Herrenchiemsee – Neben den Opernmusiken von Claudio Monteverdi gehören die von Henry Purcell wegen der kühnen Harmonik zu den aufregendsten der Barockzeit. Aufregend, anregend und geradezu erregend erklang diese Musik im siebten Konzert der Herrenchiemsee Festspiele im Spiegelsaal, der – wenn auch nachgebautes Barock – mit seinen überreichen Stuckaturen genau passend für diese an Formen überreiche Musik ist. Unter dem Titel „Glorious Revolution“ versammelten sich zahlreiche Arien und Musiken in verschieden thematisch bezeichneten Abschnitten.
Fußstampfendes
und dissonantes Spiel
Es spielte das Barockorchester La Folia unter der Leitung des Geigers Robin Peter Müller. „Folia“ heißt im Italienischen ursprünglich „lärmende Lustbarkeit“ und wurde zu einer Tanzbezeichnung – so spielten die Musiker auch: in Kriegs- und Sturmmusiken wie in der „Battalia“ von Heinrich Ignaz Franz Biber fußstampfend dissonant und atonal lärmend, wild-eruptiv, aber auch zart mit lieblichen Blockflötenklängen und fast nicht mehr hörbaren Pizzikati, derb, aber auch fein, fahl, aber auch volltönend, immer aber mitreißend.
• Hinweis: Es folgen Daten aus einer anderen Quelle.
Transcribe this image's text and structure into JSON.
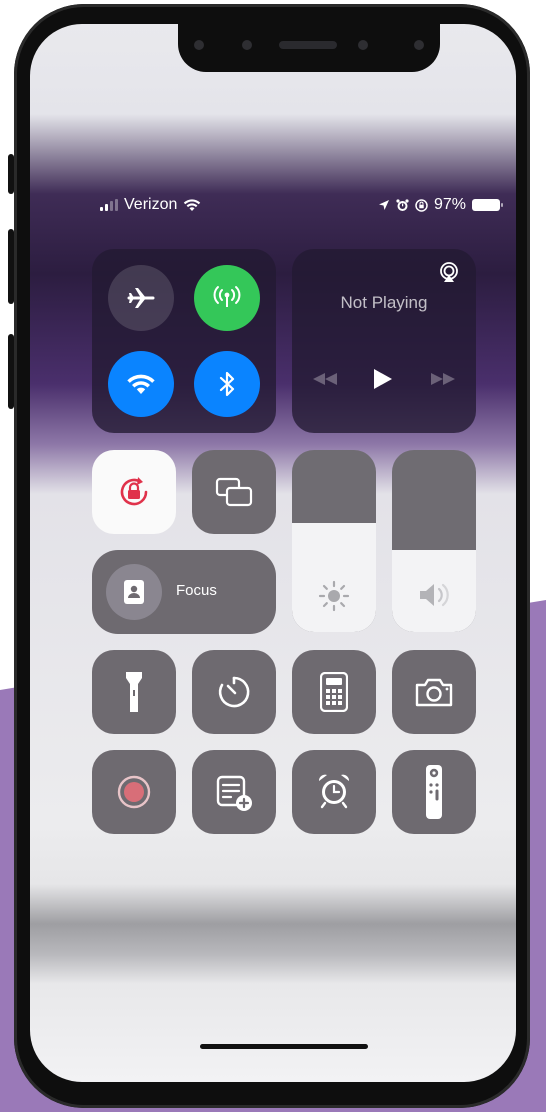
{
  "status_bar": {
    "carrier": "Verizon",
    "battery_percent": "97%",
    "signal_bars_filled": 2,
    "signal_bars_total": 4
  },
  "connectivity": {
    "airplane_mode": {
      "state": "off",
      "icon": "airplane-icon"
    },
    "cellular_data": {
      "state": "on",
      "icon": "antenna-icon",
      "color": "#34c759"
    },
    "wifi": {
      "state": "on",
      "icon": "wifi-icon",
      "color": "#0a84ff"
    },
    "bluetooth": {
      "state": "on",
      "icon": "bluetooth-icon",
      "color": "#0a84ff"
    }
  },
  "media": {
    "status": "Not Playing",
    "airplay_icon": "airplay-icon"
  },
  "controls": {
    "focus_label": "Focus",
    "brightness_level": 0.6,
    "volume_level": 0.45
  },
  "colors": {
    "accent_green": "#34c759",
    "accent_blue": "#0a84ff",
    "rotation_lock_red": "#e0324b",
    "background_purple": "#9a79b8"
  }
}
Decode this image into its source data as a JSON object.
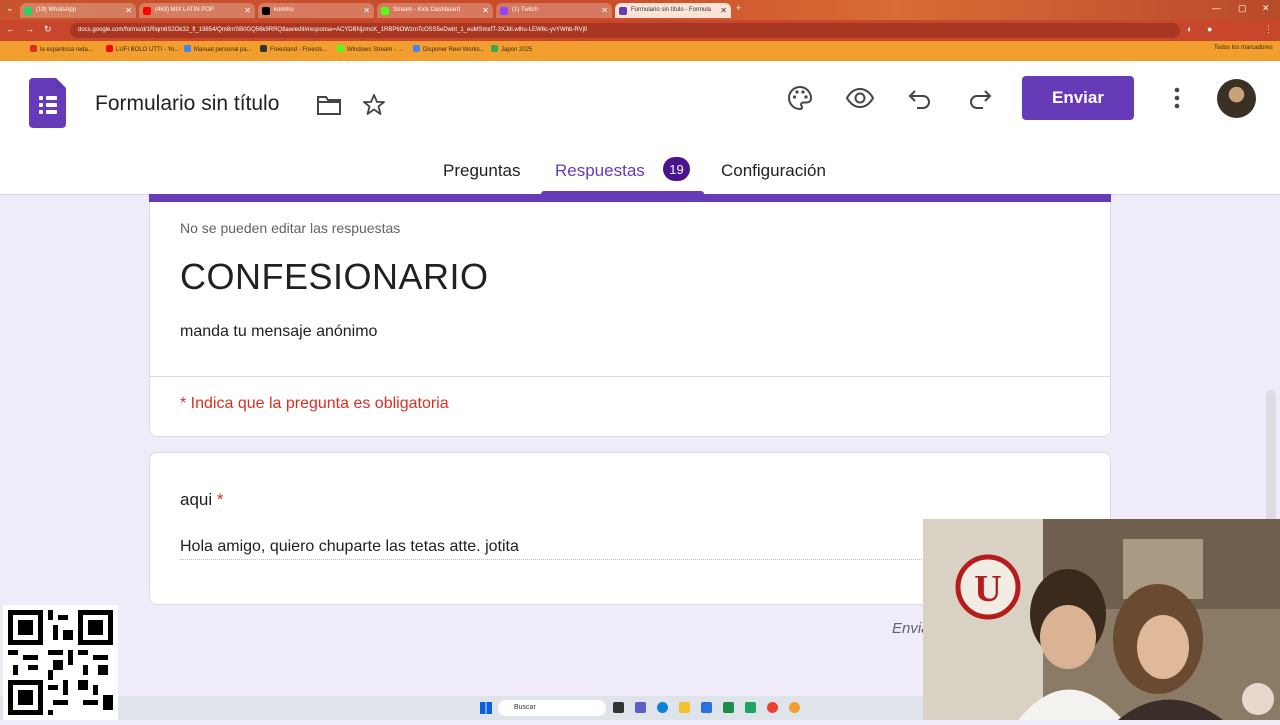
{
  "browser": {
    "tabs": [
      {
        "label": "(19) WhatsApp",
        "color": "#25d366"
      },
      {
        "label": "(463) MIX LATIN POP",
        "color": "#ff0000"
      },
      {
        "label": "kommo",
        "color": "#000000"
      },
      {
        "label": "Stream - Kick Dashboard",
        "color": "#53fc18"
      },
      {
        "label": "(1) Twitch",
        "color": "#9146ff"
      },
      {
        "label": "Formulario sin título - Formula",
        "color": "#673ab7"
      }
    ],
    "url": "docs.google.com/forms/d/1Rlqm6S2Ok32_fl_19854/Qm8mSB0GQ56k9RRQ8aw/edit#response=ACYDBNjzmcK_1RBP6OWzmTcOSS5eDwbt_1_euMSmxfT-3XJdi.wlhu-LEW6c-yvYWhb-RVj0",
    "bookmarks": [
      {
        "label": "la espantosa reda...",
        "color": "#d93025"
      },
      {
        "label": "LUFI BOLO UTTI - Yo...",
        "color": "#ff0000"
      },
      {
        "label": "Manual personal pa...",
        "color": "#4285f4"
      },
      {
        "label": "Freestand - Freests...",
        "color": "#333333"
      },
      {
        "label": "Windows Stream - ...",
        "color": "#53fc18"
      },
      {
        "label": "Disponer Reel Works...",
        "color": "#4285f4"
      },
      {
        "label": "Japon 2025",
        "color": "#34a853"
      }
    ],
    "all_bookmarks": "Todos los marcadores"
  },
  "header": {
    "title": "Formulario sin título",
    "send_label": "Enviar",
    "tabs": [
      {
        "label": "Preguntas"
      },
      {
        "label": "Respuestas",
        "count": "19",
        "selected": true
      },
      {
        "label": "Configuración"
      }
    ]
  },
  "form": {
    "notice": "No se pueden editar las respuestas",
    "title": "CONFESIONARIO",
    "description": "manda tu mensaje anónimo",
    "required_note": "* Indica que la pregunta es obligatoria",
    "question": {
      "label": "aqui",
      "required_mark": "*",
      "answer": "Hola amigo, quiero chuparte las tetas atte. jotita"
    },
    "footer_partial": "Envia"
  },
  "taskbar": {
    "search_placeholder": "Buscar"
  },
  "colors": {
    "accent": "#673ab7",
    "badge": "#4a148c",
    "required": "#d93025",
    "page_bg": "#f0ebf8"
  }
}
Vier Sänger waren aufgeboten: Julia Böhme mit dramatisch flammendem Alt, den man gerne öfter solistisch hätte hören mögen, Richard Resch mit einem sehr beweglichen, aber auch kräftigen Tenor und Nikolay Borchev mit einem wendigen Bariton, der für die hochexpressiv gesungene „Frost“-Arie aus „King Arthur“ mit seinen tremolo-artigen Tonrepetitionen ein bisschen mehr Frost-Schwärze in der Stimme gebraucht hätte. Die hatten dafür die Streicher mit hart angerissenen Saitenklängen. Den Löwenanteil an Arien hatte Anna Prohaska. Sie sang ihre Arien nicht nur, sie durchlebte sie, oft die Melodiebögen mit Gesten nachbildend und unterstreichend, ihren klaren Sopran oft instrumental vibratolos führend.
Schmerz der
Verlassenheit
In der Arie „O let me forever weep“ aus „The Fairy Queen“ steigerte sie den Schmerz der Verlassenheit fast bis zum melodischen Schrei, die berühmte Verlassens-Arie „When I am laid“ aus „Dido and Aeneas“ reicherte sie mit Verzierungen an und wetteiferte mit den hinschmelzenden Geigen um den schönsten Schmerzausdruck.
Hämisch-grell lachten die Vier als Hexen in der Hexenszene aus „Dido and Aeneas“, vergnügt-fies versuchten sie in „Hither, this way“ aus „King Arthur“ mit verwirrendem Singen die Briten in die Irre zu führen. Genauso vergnügt, aber fast tanzend-flott musizieren alle als Zugabe diese Arie in einer modernen Jazz-Version, angeführt vom beschwingt swingenden Cembalo.